Roguelikes are the bane of my gaming existence. I want to like them so badly. They're just such a sophisticated idea. They feel like the sort of games a mature and responsible person should enjoy. You're given a starting point, a set of rules, and a procedurally generated world, and the point is to find out how far you can get based on nothing but your own skill. That's cool.
But then I try to play one and I suddenly remember that I'm a whiny baby who doesn't like to lose. Or, more flatteringly, I like continuity and growth and so having to start over from scratch every 20 minutes is just about the opposite of what I enjoy in a game.
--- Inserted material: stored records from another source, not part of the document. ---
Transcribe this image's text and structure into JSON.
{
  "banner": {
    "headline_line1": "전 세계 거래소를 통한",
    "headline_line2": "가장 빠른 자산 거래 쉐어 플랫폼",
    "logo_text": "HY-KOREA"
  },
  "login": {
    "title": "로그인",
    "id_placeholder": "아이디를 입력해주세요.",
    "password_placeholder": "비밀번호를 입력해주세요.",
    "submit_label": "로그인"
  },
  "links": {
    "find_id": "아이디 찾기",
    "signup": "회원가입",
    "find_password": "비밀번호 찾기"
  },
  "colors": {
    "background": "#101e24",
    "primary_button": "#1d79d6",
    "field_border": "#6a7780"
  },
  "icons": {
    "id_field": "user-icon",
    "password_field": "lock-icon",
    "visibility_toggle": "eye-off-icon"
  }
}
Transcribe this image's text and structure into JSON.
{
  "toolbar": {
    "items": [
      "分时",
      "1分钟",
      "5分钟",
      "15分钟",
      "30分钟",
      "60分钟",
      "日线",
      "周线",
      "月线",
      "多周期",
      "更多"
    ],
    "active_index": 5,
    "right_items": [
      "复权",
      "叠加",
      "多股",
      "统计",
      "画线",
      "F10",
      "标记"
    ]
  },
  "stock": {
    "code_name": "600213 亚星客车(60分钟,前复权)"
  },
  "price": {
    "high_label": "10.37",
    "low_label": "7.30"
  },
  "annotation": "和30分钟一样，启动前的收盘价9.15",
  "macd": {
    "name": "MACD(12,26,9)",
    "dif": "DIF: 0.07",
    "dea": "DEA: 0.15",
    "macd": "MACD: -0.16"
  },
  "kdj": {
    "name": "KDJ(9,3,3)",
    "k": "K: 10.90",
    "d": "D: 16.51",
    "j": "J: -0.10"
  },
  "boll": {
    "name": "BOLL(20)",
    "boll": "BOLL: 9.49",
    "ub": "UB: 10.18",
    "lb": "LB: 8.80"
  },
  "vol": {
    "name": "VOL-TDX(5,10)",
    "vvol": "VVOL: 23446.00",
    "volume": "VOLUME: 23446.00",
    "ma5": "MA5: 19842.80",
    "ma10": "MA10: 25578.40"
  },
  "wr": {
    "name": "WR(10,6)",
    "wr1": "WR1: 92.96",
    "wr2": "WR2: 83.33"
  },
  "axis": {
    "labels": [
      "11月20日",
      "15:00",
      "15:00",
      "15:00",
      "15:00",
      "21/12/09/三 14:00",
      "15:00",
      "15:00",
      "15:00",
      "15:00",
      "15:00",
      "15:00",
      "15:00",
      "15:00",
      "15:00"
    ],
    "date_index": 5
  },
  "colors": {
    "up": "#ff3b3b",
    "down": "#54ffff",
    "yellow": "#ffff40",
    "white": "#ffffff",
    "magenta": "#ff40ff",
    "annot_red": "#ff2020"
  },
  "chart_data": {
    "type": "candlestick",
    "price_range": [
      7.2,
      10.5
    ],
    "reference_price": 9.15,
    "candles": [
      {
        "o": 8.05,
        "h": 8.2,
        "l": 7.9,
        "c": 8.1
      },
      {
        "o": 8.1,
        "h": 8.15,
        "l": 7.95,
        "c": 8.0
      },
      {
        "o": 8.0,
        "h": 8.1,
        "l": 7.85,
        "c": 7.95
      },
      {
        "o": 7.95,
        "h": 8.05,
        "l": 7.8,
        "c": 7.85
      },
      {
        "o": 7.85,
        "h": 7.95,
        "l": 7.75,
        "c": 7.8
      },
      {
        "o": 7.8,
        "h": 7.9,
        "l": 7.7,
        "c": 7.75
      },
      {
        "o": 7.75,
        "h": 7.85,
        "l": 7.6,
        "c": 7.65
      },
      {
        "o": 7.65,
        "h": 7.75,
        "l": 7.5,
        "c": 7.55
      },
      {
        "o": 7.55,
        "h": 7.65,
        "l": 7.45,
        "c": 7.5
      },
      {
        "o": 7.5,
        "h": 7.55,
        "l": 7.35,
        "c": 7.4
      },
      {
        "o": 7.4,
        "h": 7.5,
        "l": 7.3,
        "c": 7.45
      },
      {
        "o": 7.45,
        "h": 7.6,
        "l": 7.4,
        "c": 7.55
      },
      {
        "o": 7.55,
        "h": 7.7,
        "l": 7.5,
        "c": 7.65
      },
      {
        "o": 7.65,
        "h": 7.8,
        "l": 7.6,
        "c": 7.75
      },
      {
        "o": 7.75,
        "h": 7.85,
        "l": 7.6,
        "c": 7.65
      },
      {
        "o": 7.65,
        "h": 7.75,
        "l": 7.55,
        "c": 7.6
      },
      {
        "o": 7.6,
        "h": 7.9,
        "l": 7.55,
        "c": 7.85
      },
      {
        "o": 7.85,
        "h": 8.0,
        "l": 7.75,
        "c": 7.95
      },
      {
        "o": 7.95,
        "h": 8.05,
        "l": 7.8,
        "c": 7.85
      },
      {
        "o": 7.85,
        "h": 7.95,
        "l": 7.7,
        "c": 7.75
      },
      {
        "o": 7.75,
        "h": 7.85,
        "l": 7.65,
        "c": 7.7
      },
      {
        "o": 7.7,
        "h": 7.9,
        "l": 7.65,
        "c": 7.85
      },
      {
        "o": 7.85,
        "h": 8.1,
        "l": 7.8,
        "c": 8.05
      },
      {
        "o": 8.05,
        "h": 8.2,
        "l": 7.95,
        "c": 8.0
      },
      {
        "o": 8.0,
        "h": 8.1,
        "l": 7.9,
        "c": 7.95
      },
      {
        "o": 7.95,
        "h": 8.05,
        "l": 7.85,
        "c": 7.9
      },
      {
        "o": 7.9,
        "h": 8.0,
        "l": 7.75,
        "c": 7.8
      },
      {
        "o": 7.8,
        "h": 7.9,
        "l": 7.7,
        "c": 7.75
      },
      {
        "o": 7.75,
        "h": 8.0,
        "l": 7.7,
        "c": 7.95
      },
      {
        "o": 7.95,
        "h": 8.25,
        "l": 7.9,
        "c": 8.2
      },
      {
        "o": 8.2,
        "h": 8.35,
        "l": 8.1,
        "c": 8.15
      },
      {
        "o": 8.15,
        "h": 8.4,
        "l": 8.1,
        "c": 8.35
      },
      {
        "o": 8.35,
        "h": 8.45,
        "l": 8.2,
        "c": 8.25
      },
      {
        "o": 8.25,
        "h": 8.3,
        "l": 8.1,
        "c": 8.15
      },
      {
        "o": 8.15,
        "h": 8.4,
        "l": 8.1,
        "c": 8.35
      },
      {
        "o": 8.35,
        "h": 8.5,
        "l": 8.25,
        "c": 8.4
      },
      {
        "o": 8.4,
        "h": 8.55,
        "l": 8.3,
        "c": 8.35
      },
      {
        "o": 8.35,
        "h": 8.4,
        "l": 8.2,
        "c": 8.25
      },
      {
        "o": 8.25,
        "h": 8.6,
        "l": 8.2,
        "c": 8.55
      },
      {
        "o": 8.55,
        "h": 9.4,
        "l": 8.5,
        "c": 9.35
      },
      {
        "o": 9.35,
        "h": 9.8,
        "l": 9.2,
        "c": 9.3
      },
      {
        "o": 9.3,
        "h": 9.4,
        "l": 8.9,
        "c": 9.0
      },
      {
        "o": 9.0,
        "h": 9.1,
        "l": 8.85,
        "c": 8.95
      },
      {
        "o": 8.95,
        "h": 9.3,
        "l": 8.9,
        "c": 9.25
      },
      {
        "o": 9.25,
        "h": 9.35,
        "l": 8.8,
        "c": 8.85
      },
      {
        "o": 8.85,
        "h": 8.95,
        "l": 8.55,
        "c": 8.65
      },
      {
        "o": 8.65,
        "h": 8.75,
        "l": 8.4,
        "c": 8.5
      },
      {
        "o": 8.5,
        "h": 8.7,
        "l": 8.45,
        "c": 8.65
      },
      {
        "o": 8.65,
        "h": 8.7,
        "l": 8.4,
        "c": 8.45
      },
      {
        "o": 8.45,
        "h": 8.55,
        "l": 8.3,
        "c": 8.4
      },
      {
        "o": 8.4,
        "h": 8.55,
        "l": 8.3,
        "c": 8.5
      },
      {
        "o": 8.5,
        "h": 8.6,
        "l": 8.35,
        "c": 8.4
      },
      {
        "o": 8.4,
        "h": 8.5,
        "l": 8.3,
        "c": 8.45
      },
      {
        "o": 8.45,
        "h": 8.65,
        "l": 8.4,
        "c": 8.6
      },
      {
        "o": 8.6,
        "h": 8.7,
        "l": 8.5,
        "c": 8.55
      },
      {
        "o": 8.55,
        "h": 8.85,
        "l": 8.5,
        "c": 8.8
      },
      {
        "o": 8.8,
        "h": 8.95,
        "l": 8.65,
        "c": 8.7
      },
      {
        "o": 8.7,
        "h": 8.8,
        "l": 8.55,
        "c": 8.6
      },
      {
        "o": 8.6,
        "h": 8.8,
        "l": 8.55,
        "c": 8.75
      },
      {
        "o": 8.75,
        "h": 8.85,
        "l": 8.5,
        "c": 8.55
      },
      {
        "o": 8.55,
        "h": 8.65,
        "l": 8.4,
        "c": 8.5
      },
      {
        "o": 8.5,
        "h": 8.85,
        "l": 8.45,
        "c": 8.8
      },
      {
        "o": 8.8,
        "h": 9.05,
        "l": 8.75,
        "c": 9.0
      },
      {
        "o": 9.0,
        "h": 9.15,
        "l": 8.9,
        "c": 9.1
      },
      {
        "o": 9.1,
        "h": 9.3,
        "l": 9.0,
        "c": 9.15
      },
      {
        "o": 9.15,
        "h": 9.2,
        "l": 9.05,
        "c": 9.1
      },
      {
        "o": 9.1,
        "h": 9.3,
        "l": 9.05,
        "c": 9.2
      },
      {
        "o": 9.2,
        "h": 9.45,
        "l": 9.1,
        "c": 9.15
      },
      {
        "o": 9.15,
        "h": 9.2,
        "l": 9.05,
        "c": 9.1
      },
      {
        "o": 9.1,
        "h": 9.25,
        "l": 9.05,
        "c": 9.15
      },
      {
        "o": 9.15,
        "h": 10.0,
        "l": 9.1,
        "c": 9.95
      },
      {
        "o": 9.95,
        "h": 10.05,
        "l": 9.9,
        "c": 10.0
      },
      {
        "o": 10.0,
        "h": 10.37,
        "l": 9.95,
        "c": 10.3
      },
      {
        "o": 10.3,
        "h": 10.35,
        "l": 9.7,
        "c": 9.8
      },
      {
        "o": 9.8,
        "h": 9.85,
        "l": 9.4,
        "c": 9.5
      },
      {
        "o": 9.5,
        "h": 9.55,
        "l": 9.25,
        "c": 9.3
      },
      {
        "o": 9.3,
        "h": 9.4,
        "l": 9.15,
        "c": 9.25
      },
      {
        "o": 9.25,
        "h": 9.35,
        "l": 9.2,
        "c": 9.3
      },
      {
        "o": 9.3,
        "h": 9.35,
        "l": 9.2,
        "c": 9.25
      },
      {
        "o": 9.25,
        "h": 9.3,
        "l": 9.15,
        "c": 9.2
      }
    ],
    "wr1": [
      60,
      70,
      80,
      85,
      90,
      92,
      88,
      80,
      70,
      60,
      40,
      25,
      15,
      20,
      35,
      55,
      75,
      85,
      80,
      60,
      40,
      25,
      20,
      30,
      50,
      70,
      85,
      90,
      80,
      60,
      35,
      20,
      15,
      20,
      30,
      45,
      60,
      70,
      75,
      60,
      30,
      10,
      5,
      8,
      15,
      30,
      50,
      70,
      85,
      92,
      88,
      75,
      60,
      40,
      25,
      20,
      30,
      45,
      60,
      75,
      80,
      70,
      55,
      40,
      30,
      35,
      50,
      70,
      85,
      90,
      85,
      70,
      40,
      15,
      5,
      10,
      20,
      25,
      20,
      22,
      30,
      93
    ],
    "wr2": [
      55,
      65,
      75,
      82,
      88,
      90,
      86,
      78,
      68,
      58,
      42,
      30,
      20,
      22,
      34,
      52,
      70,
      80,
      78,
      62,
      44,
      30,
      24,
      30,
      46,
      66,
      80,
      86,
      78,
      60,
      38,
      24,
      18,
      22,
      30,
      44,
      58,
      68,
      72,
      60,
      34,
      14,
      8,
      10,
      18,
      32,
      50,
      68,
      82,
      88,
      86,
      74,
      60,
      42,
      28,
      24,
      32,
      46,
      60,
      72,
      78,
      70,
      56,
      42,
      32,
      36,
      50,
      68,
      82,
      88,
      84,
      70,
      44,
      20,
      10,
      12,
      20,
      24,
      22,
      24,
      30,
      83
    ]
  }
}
One Way Heroics does toss me a bone or two in this direction, though. At the end of each playthrough, you earn points based on your performance, and these points can unlock various things like new classes, special abilities (though each class only has a certain number of ability slots that doesn't change from playthrough to playthrough), or extra slots in your dimensional vault. The vault allows you to keep your best items from playthrough to playthrough, and that's helpful, though items degrade over time and, well, a level one character with a powerful sword is still a level one character.
I was also wrong about this being a jrpg. It is turn-based, but a weird kind of hybrid turn-based where a turn passes for each "space" that you move and each time you press the attack button, but except in certain specialized situations, you're doing both things so often that it seems more like a real-time action-rpg. If we want to get really philosophical about this, it's a choice that highlights the arbitrary nature of video game time, because isn't a computer situation itself just a stringing together of discrete individual world-states in order to create the illusion of continuity? How rapidly does this have to occur for it to seem like "real time" to the player?
Judging just from my experience with this game, I'd have to say the answer is "somewhat more rapidly than One Way Heroics, but probably not by a lot." It all comes down to the fact that nothing else moves when you're standing still. It's not always something that registers, because the game encourages you to move constantly, but sometimes, it really matters - and about half of those times, I forget and panic by rapidly hitting buttons when I would be better served by slowing down, assessing my situation, and pushing one button at a time.